“Judite” Fausto, 1979.
Judite! Recordas-me a outra
A outra que já foi embora
Desvairada no meio da noite
Febril
Às voltas pela cidade.
Persegues meus passos vadios
No ardente ciúme
Dos amantes traídos
Espreitas o fundo da escada
A entrada da porta
No escuro das ruas.
Procuras saber o segredo
De novos amigos
De outros confidentes
Vigias-me o sono tão leve
E sacodes-me os ombros
No melhor dos sonhos.
Apalpas em vão os meus bolsos
Tu cheiras-me o corpo
Apertas comigo
Revistas as minhas gavetas
Armas-te em protectora da santa família
Disfarças por todos os lados
Nos salões, nos bares
Andas às escondidas
Mas deixas por todos os cantos
O perfume mundano
Da mundana chatice.
Judite! Recordas-me a outra…
A outra que já foi embora
Desvairada no meio da noite
Febril
Às voltas pela cidade.
Sorris como os apaixonados
Na falsa clarividência
Do chato abstémio
Esperas, paciente, no tempo
Pairando no voo terrível da hárpia
Percorres na mecha a distância
Herdaste do clã
Os carros artilhados
E escutas na bisbilhotice
A conversa dos outros
Que não te conhecem.
Tu podes levar-me o que queiras
Prender o meu corpo na tua prisão
Mas longe de ti ficará
Gozando mais livre
O meu coração.
Judite!
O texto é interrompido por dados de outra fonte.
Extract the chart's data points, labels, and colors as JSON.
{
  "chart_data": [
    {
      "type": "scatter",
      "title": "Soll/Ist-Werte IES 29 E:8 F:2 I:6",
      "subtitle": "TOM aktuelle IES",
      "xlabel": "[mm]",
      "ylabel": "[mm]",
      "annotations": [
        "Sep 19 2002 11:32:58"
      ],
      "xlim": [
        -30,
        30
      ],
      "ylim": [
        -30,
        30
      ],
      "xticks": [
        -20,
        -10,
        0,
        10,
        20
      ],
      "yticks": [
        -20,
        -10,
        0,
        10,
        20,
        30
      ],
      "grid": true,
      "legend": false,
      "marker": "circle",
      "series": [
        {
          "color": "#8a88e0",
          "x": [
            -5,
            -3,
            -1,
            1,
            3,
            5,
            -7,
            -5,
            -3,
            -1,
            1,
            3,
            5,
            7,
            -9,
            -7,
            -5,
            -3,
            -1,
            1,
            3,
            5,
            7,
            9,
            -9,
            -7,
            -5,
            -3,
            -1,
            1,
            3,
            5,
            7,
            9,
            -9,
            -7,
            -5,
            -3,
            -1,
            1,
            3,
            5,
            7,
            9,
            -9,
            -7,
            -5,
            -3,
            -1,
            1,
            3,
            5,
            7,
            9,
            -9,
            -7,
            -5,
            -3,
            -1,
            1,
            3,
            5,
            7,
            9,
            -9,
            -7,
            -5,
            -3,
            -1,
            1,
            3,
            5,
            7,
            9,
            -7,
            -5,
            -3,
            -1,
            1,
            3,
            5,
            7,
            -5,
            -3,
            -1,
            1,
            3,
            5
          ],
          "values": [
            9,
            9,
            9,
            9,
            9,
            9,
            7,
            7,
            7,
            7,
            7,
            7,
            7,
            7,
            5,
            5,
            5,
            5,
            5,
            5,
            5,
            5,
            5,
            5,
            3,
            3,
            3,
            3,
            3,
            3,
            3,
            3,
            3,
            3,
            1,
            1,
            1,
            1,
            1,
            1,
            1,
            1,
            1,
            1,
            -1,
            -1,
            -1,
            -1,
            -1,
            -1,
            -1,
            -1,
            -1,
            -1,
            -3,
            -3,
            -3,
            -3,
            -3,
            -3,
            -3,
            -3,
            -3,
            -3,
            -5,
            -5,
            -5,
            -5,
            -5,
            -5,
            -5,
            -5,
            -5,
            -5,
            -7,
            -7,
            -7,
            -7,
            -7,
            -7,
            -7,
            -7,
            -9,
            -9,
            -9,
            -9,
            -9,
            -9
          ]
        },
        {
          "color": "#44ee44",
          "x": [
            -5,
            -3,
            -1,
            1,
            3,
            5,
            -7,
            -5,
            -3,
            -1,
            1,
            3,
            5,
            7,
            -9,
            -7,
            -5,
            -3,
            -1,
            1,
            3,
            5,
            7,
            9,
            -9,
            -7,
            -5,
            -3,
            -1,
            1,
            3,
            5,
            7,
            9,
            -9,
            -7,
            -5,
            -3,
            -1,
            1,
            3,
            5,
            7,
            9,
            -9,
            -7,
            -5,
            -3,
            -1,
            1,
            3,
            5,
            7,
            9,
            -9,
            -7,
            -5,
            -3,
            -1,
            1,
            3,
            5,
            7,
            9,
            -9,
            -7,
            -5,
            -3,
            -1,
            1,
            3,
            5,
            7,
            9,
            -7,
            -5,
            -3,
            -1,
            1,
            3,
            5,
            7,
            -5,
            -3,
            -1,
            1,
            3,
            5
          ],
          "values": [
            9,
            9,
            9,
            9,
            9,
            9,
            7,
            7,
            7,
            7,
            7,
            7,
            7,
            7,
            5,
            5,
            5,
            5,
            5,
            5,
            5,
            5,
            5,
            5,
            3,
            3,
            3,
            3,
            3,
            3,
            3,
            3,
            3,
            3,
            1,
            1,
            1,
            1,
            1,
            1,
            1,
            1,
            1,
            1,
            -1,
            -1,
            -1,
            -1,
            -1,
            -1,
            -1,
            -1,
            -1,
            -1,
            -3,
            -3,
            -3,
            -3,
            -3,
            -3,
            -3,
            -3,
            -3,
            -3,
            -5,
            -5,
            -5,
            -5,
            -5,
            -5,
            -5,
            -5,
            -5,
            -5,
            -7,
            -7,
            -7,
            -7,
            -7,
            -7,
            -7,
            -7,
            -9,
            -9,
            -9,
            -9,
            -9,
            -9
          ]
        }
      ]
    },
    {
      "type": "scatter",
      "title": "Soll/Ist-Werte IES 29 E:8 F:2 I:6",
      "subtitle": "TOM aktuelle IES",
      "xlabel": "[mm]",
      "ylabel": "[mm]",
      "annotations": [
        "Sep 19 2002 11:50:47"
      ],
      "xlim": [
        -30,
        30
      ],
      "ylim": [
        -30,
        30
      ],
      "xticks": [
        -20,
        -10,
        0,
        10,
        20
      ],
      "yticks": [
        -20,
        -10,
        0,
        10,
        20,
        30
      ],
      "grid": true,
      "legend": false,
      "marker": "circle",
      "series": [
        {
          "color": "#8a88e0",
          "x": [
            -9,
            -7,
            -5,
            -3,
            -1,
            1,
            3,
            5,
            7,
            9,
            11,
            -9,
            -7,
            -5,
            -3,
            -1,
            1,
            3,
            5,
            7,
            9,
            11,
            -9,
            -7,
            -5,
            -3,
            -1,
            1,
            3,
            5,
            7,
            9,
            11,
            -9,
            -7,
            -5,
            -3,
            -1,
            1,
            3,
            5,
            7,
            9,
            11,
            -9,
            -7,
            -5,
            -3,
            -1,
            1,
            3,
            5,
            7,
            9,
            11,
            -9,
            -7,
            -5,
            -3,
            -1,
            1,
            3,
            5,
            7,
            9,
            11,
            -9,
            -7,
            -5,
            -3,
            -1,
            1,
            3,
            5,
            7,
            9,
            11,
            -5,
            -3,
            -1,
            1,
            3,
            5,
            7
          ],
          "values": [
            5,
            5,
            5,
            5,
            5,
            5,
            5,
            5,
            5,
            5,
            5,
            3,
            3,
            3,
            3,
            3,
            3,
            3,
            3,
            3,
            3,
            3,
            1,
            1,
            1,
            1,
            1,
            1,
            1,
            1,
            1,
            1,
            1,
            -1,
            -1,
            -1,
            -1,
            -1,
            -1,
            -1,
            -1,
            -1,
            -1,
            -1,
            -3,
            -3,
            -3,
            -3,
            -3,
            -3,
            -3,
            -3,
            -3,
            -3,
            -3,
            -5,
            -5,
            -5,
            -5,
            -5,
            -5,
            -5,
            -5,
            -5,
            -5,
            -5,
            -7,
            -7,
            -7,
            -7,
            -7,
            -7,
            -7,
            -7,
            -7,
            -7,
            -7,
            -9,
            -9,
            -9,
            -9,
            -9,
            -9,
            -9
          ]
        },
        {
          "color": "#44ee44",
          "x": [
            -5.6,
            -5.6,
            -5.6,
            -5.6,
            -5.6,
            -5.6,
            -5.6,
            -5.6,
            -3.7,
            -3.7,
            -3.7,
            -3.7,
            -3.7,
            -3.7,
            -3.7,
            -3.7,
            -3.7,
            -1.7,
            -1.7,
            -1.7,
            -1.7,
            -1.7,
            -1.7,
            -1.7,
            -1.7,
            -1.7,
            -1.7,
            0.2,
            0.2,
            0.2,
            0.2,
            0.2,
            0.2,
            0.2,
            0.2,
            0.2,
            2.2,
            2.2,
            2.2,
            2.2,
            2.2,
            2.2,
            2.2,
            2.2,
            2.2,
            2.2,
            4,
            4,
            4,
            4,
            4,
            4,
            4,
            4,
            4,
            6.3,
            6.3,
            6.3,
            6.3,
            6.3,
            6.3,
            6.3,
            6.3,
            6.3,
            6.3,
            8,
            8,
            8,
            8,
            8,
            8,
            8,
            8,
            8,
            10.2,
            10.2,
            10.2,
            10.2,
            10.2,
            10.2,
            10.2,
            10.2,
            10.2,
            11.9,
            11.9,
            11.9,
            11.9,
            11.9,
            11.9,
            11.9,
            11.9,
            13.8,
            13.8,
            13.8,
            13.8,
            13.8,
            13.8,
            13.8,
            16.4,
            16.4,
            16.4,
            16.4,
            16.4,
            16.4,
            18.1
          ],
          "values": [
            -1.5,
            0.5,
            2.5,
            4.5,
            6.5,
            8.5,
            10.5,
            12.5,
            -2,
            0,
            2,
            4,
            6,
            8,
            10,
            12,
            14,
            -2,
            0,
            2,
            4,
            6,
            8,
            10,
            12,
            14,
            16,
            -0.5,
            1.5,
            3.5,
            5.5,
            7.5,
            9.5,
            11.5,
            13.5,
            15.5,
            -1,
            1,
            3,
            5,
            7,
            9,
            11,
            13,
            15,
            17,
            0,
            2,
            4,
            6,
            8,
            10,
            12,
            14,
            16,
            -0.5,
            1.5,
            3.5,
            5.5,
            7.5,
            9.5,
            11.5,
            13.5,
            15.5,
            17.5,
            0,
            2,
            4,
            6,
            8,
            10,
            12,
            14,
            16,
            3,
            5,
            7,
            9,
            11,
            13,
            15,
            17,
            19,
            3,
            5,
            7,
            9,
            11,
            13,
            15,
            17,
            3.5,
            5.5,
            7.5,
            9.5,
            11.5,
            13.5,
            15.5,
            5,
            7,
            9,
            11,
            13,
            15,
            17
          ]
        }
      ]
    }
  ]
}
Recordas-me a outra…
A outra que já foi embora
Desvairada no meio da noite
Febril
Às voltas pela cidade.
Anos e anos e anos e anos (desde o liceu) e só agora é que me caiu a ficha, e tudo bem que sou de Lisboa e sempre que ouço “Judite” é a Polícia Judiciária e só depois é que me lembro que há senhoras e meninas e personagens bíblicas que também se chamam Judites... e por isso é natural que me tenha condicionado no processo contrário sempre que ouvi isto....
https://www.youtube.com/watch?v=i5QU9l55DJI
e só depois destes anos todos foi preciso estar acordado muito cedo no 754 a subir da estação de Benfica para o alto da Buraca para ouvir isto pela milionésima vez e se me cair a ficha: por mais amorosa que seja a melodia, esta Judite é mesmo a bófia: que espreita desvairada às voltas pela cidade nos carros artilhados herdados do clã, em revistas em que sacode ombros em bisbilhotices que disfarça por todos os lados e mesmo assim, lhe recorda a outra, a outra que já foi embora (a outra, a da António Maria Cardoso, a PIDE)...
a esse nível, francamente: se o Zeca era à marreta e o Zé Mário à bazuca e o Sérgio entre o murro e o afago... e o Fausto sempre foi o delicado: mas faz-me uma acusação destas (a Judiciária herdeira da Pide) que até eu acho injusta (e falo agora é claro e não em 79 como ele), mas tão a soar a queixume de ex-amante que mais rapidamente ouvi a ex-namorada na noite à procura de merda que o aparelho repressivo a reciclar-se.